Dr Waseem Kaialy

Faculty of Science & EngineeringDr Waseem Kaialy

Dr Waseem is a pharmacist since 2007, following his graduation from Damascus University with the top student honour and five academic excellence awards. He completed his PhD in 2013 in Medway School of Pharmacy at University of Kent. The work involved pharmaceutical particle engineering for enhanced drug delivery to the lung.
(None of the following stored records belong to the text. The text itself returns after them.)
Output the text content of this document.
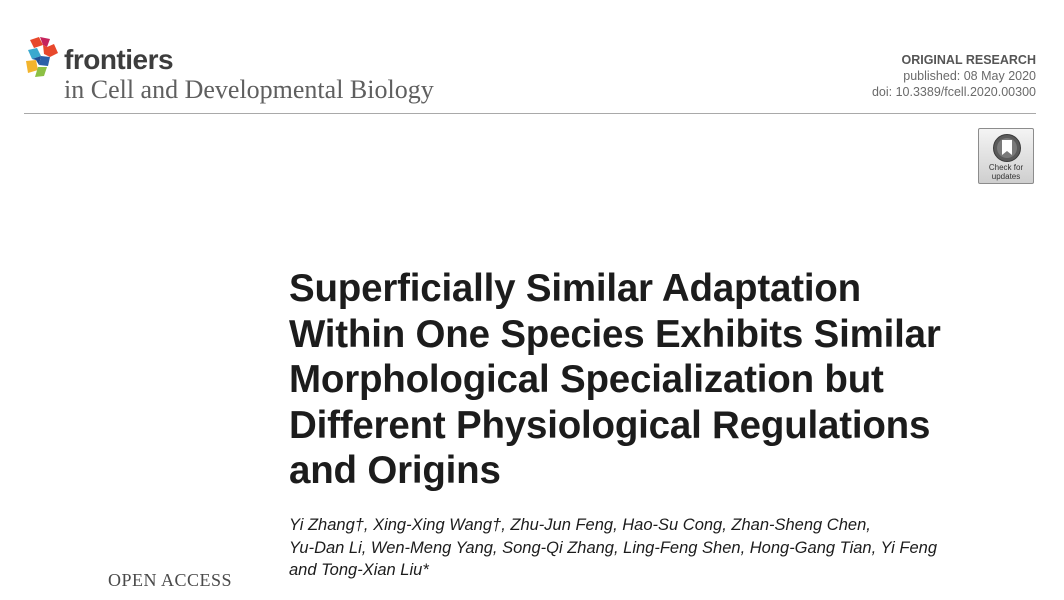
frontiers
in Cell and Developmental Biology
ORIGINAL RESEARCH
published: 08 May 2020
doi: 10.3389/fcell.2020.00300
Check for
updates
Superficially Similar Adaptation
Within One Species Exhibits Similar
Morphological Specialization but
Different Physiological Regulations
and Origins

Yi Zhang†, Xing-Xing Wang†, Zhu-Jun Feng, Hao-Su Cong, Zhan-Sheng Chen,
Yu-Dan Li, Wen-Meng Yang, Song-Qi Zhang, Ling-Feng Shen, Hong-Gang Tian, Yi Feng
and Tong-Xian Liu*

OPEN ACCESS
Waseem is an associate member of Royal Pharmaceutical Society. He has an extensive experience and a proven track record in the field of formulation development of pharmaceutical drug delivery. His ongoing research topics include particle engineering of excipients and drugs in order to improve their physicomechanical and physicochemical properties for better drug delivery.

 

Xylitol: a potential alterative pharmaceutical excipient in the production of pharmaceutical tablets

Introduction

Xylitol is a five-carbon sugar alcohol that can be found in food sources such as berries and mushrooms, etc. Xylitol is an attractive excipient for oral drug delivery because it has a similar degree of sweetness to that of sucrose; however, xylitol has a positive role in the health of patients as a sweetener. Unlike sucrose, xylitol has a low ‘glycaemic index’ and, therefore, it is metabolized largely, even without insulin, so it can be safely consumed by non-insulin dependent diabeticsas well as the obese (1). Technological advantages of xylitol include its good taste profile as well as the production of a pleasant cooling effect in the mouth, which is highly effective to mask the unpleasant flavors associated with some drugs and excipients (2).Despite being an attractive excipient, xylitol has poor compactibility and compressibility that make it unsuitable for tableting via the direct compression (3).

Aims

This study was performed to improve the compactibility and the pharmaceutical performance of xylitol by improving its physicomechanical properties to make it better suited for tableting using direct compression, without compromising its chemical structure or stable polymorphic form.                                                                   

Methods

Antisolvent crystallization technique was employed in the presence of various additives, i.e., polyethylene glycol (PEG), polyvinylpyrrolidone (PVP) and polyvinyl alcohol (PVA22000 or PVA16000) at varying concentrations (0.06%, 0.3%, 0.6% and 1.2%, w/v). The size and morphological changes (of xylitol) induced by crystallization in the presence of the additives were studied. The dissolution performances of tablets comprised of crystallized xylitols formulated with a model poorly water-soluble drug, i.e., indomethacin, in comparison to commercial xylitol were also evaluated.

Summary findings

Crystallized xylitols, having the desired polymorph, which produced significant improvement in mechanical strength of tablets and dissolution behaviour of poorly water-soluble indomethacin, were successfully engineered by antisolvent crystallization technique in the presence of various hydrophilic additives. The crystallized xylitols demonstrated improved pharmaceutical performance in comparison to commercial xylitol and commercial mannitol. The type of additive used during crystallization was a key optimization factor. Xylitol crystallized without additive and xylitols crystallized in the presence of polyvinylpyrrolidone or polyvinyl alcohol demonstrated improvement in hardness of directly compressed tablets; however, such improvement was not seen for xylitols crystallized in the presence of PEG. The higher the concentration of PVP used during crystallization the stronger were the tablets produced. The dissolution rate and efficiency of indomethacin increased linearly with the concentration of PVA or PVP used during crystallization of xylitol. Commercial xylitol produced the weakest tablet mechanical strength and the poorest dissolution behaviour of indomethacin.

References

  1. De Faveri D, Perego P, Converti A, Del Borghi M. Xylitol recovery by crystallization from synthetic solutions and fermented hemicellulose hydrolyzates. ChemEng J 2002;90(3):291-298.
  2. Williams L. Wilkins and Handbook of Pharmaceutical Excipients (Rowe et al., eds). 2003.
  3. Sjökvist E, Nyström C. Physicochemical aspects of drug release. XI. Tableting properties of solid dispersions, using xylitol as carrier material. Int J Pharm 1991;67(2):139-153.